Oleh: Achmad Faesol, M.Si.

Dinas Pendidikan (diknas) Sampang berencana me-regrouping 28 lembaga sekolah dasar (SD) di sejumlah kecamatan. Rencana ini disebabkan karena banyak sekolah yang jumlah muridnya tidak memenuhi rombel (Radar Madura Jawa Pos, 5/9/2017). Masalah serupa juga terjadi di Bangkalan, kabupaten tetangga Sampang. Banyaknya sekolah dasar (SD) yang kekurangan peserta didik menjadi bahan evaluasi Dinas Pendidikan (diknas) setempat untuk melakukan regrouping (Radar Madura Jawa Pos, 4/9/2017).

Kekurangan peserta didik memang bukan satu-satunya alasan penggabungan beberapa sekolah dasar. Namun, semakin sedikitnya jumlah siswa SD di Madura dalam kurun waktu beberapa tahun terakhir sudah seharusnya menjadi perhatian semua pihak. Terutama para pengambil kebijakan mulai dari tingkat kabupaten, propinsi hingga pusat.

Berdasarkan data dari Badan Pusat Statistik Propinsi Jawa Timur, pada tahun 2015 jumlah murid SD di empat kabupaten di Madura sebanyak 354.670 anak. Bila dibandingkan dengan jumlah siswa tahun 2017 yakni sebesar 310.470, maka telah ada penurunan jumlah siswa sekitar 44.200 anak.

Jumlah ini belum seberapa dibanding tahun sebelumnya. Karena pada tahun 2014, siswa SD sebanyak 406.496. Artinya, hanya dalam jangka waktu satu tahun, dari 2014 ke 2015, telah ada penurunan siswa yang cukup fantastis, sekitar 51.826. Tidak hanya siswa, jumlah sekolah dasar pun mengalami kemerosotan. Bila di tahun 2014 ada 671 SD, maka pada tahun 2015 berkurang menjadi 629 sekolah.

Bila mutu pendidikan sekolah dasar masih dianggap penting untuk dipertimbangkan maka realitas macam ini tidak bisa dimaklumi begitu saja. Potret berkurangnya jumlah siswa dari tahun ke tahun di Pulau Madura sudah selayaknya diraba akar persoalannya. Selain sebagai bahan evaluasi kebijakan pendidikan nasional, penurunan kuantitas bisa dipakai untuk melihat pola dasarnya.

Mengurai Persoalan

Tidak bisa dipungkiri bahwa pendidikan adalah industri. Realitas pendidikan tidak bisa dilihat hanya sebatas dunia belajar mengajar saja yang didasari semangat menyebarkan ilmu. Geliat tumbuh tumbang lembaga pendidikan di tanah air adalah potret nyata api persaingan eksistensi itu terus menyala. Lihatlah misalnya persaingan perebutan jumlah murid setiap tahun ajaran baru. Ajang adu gengsi dengan menampilkan torehan nilai terbaik pada Ujian Nasional. Semuanya saling berkompetisi yang ujung-ujungnya untuk menarik minat calon murid.

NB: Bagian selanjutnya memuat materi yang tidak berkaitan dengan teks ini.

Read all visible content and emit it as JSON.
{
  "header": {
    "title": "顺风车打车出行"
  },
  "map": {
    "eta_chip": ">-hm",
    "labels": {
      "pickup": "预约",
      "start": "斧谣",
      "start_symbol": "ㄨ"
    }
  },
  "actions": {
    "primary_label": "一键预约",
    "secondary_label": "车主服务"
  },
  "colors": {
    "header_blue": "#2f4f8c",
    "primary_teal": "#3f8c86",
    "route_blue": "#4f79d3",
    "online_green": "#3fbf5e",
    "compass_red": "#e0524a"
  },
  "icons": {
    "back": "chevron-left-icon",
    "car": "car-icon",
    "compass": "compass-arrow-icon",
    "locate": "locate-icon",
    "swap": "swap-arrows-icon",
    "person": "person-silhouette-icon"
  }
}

Maka dari itu, pertambahan populasi siswa madrasah ibtidaiyah (MI) pada dasarnya adalah “ancaman eksistensi” atas kuantitas murid sekolah dasar. Bila kuantitas murid SD mengalami kemerosoton dari tahun ke tahun, MI malah menunjukkan grafik kenaikan.

Masih berdasar data dari Badan Pusat Statistik Jawa Timur, jumlah MI di Madura pada tahun 2015 sebanyak 542 unit. Jumlah ini mengalami penambahan di tahun 2017 menjadi 555 unit. Hal serupa terjadi untuk jumlah siswa. Jika di tahun 2015 jumlah siswa MI hanya 45.171, maka dua tahun kemudian, tepatnya pada tahun ini, sudah ada sebanyak 45.534 siswa. Tidak signifikan memang kenaikannya, tapi hal ini masih jauh lebih baik bila dibanding dengan realitas jumlah siswa SD di tahun yang sama.

Ada beberapa faktor utama penyebab masyarakat Madura masih tertarik dan tetap bersikokoh untuk menyekolahkan anaknya ke madrasah ibtidaiyah ketimbang sekolah dasar.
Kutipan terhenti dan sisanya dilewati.